In 1978, the mayor and city council made the controversial decision during a labor dispute to dismiss striking firefighters who refused to report for duty or take acting positions on fire calls. It was the opinion of city leaders that the firefighters' illegal actions, which came after their union rescinded its agreement to a solution brokered by a state mediator, left the city with a dangerously thin line of fire defense. Superior Court Judge Harry L. Hupp upheld the city's decision in his October, 1978, ruling that the firefighter's strike was indeed illegal. However, after four days of negotiations with the union, the city reinstated the dismissed firefighters. Still, the L.A. County Board of Supervisors, responding to political pressure from labor unions seeking retaliation for the initial firings, canceled its mutual aid agreement with the City of Vernon (a move that was criticized by the president of the 40-member Independent Cities of Los Angeles County Association).

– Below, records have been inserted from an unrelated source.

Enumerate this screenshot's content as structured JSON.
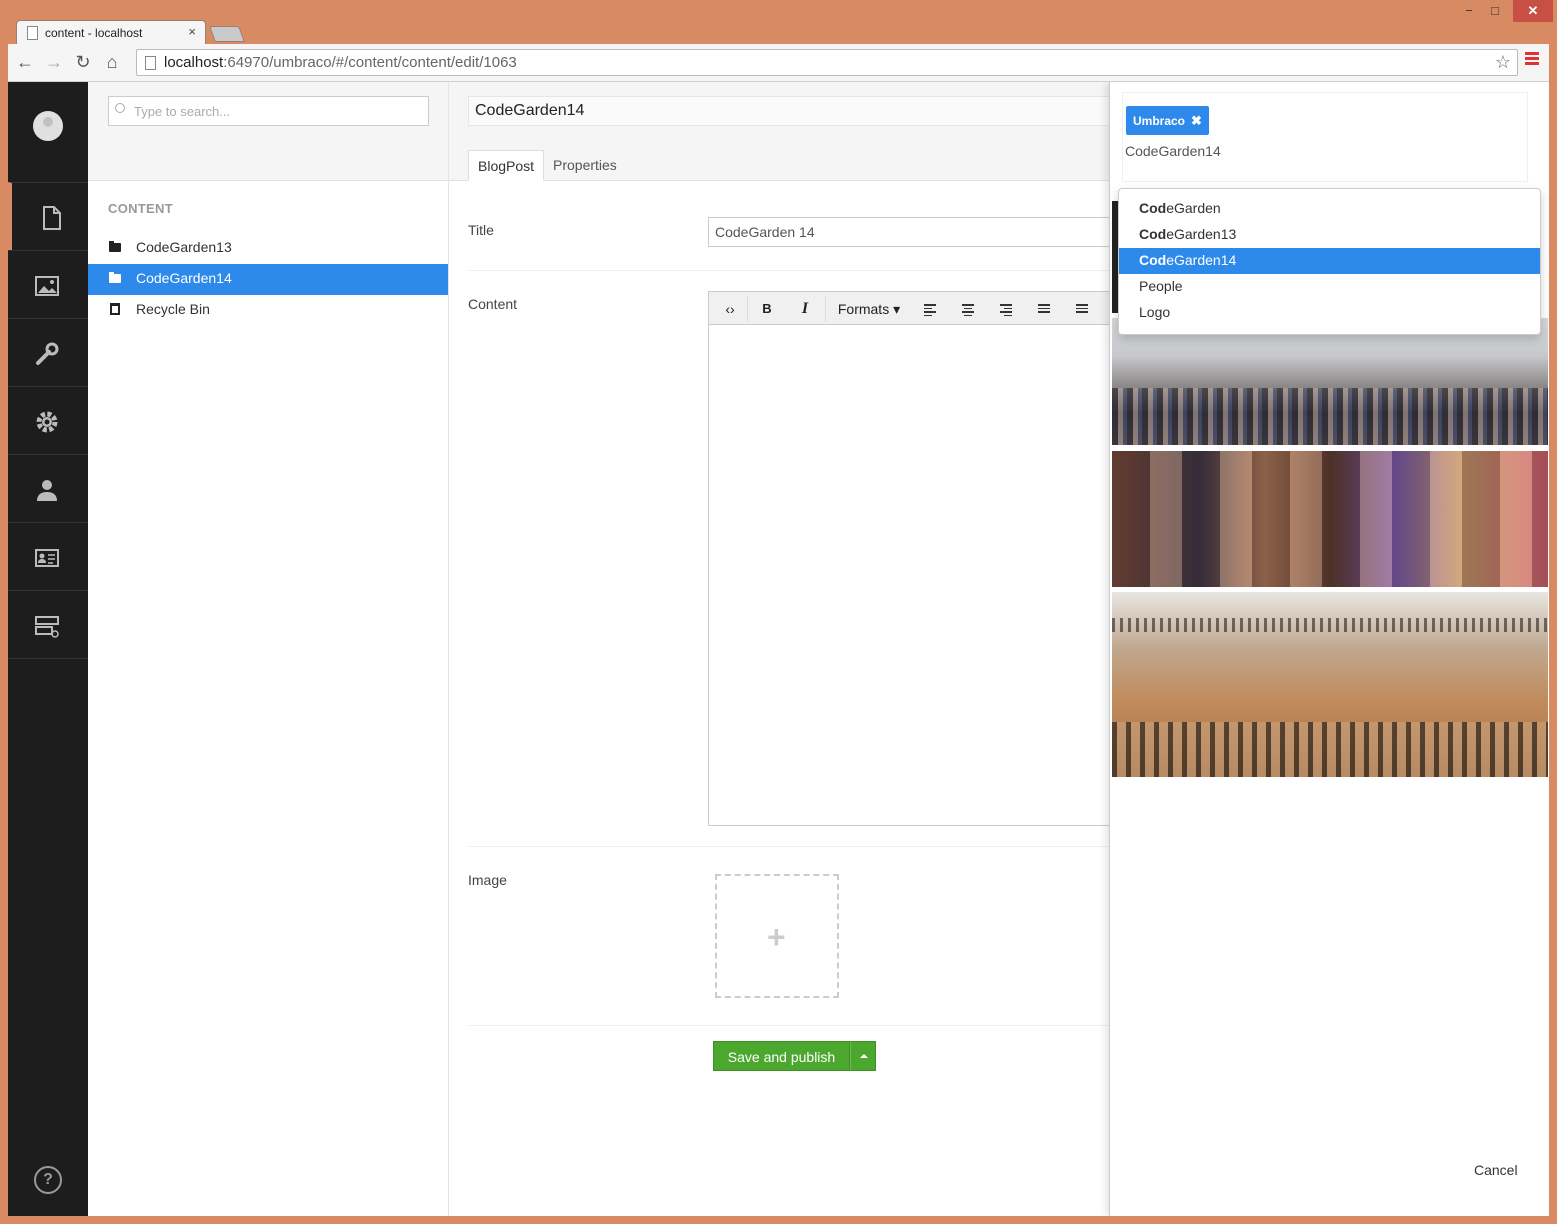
{
  "browser": {
    "tab_title": "content - localhost",
    "tab_close": "×",
    "url_host": "localhost",
    "url_rest": ":64970/umbraco/#/content/content/edit/1063",
    "window_min": "−",
    "window_max": "□",
    "window_close": "✕"
  },
  "sections": [
    "user",
    "content",
    "media",
    "developer",
    "settings",
    "users",
    "members",
    "forms"
  ],
  "help_label": "?",
  "tree": {
    "search_placeholder": "Type to search...",
    "section_label": "CONTENT",
    "nodes": [
      {
        "label": "CodeGarden13",
        "icon": "folder-icon"
      },
      {
        "label": "CodeGarden14",
        "icon": "folder-icon",
        "selected": true
      },
      {
        "label": "Recycle Bin",
        "icon": "trash-icon"
      }
    ]
  },
  "editor": {
    "node_name": "CodeGarden14",
    "tabs": [
      "BlogPost",
      "Properties"
    ],
    "title_label": "Title",
    "title_value": "CodeGarden 14",
    "content_label": "Content",
    "image_label": "Image",
    "toolbar": {
      "source": "‹›",
      "bold": "B",
      "italic": "I",
      "formats": "Formats ▾"
    },
    "save_publish": "Save and publish"
  },
  "dialog": {
    "tag": "Umbraco",
    "tag_remove": "✖",
    "typed": "CodeGarden14",
    "suggestions": [
      {
        "match": "Cod",
        "rest": "eGarden"
      },
      {
        "match": "Cod",
        "rest": "eGarden13"
      },
      {
        "match": "Cod",
        "rest": "eGarden14",
        "selected": true
      },
      {
        "match": "",
        "rest": "People"
      },
      {
        "match": "",
        "rest": "Logo"
      }
    ],
    "cancel": "Cancel"
  },
  "colors": {
    "accent": "#2e8aea",
    "publish": "#4ca72e",
    "active_section": "#d88a62",
    "nav_bg": "#1d1d1d"
  }
}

The county district attorney's office also charged Malburg and other administrators with crimes unrelated to the strike. In Malburg's case, the district attorney office accused the mayor of falsely declaring his domicile to be the family residence he built in Vernon, charging that his true domicile was the Los Angeles home he inherited from his grandfather. In 1979, Judge William Keene dismissed the charges when it was revealed that the district attorney's office had withheld evidence from the grand jury which directly contradicted the prosecution's claims.

Similar charges were filed again, twenty-seven years later, after the city attempted to suppress a report by a city attorney that the city administrator was stealing from the city. In the course of that investigation the District Attorney's new Public Integrity Division learned that Malburg and his wife and son all claimed to live in apartments within an office building in Vernon. The city's attempt to suppress the report was unsuccessful and the city administrator, Bruce Malkenhorst Sr., was charged with misappropriating public funds. The mayor and his family were charged with voter fraud.

Leonis's son, John Malburg, was sent to prison for child molestation discovered during the same investigation.

After being sued by the City of Vernon over nearly $1.5 million in attorney fees, Malburg resigned the office of mayor on July 1, 2009.

In December 2009, Leonis Malburg and his wife were convicted of conspiracy, perjury, and voter fraud. In January 2010, they were sentenced to probation and ordered to pay over $600,000 in restitution and fines. Both the Supreme Court of California and the Supreme Court of the United States denied appeals of their sentences.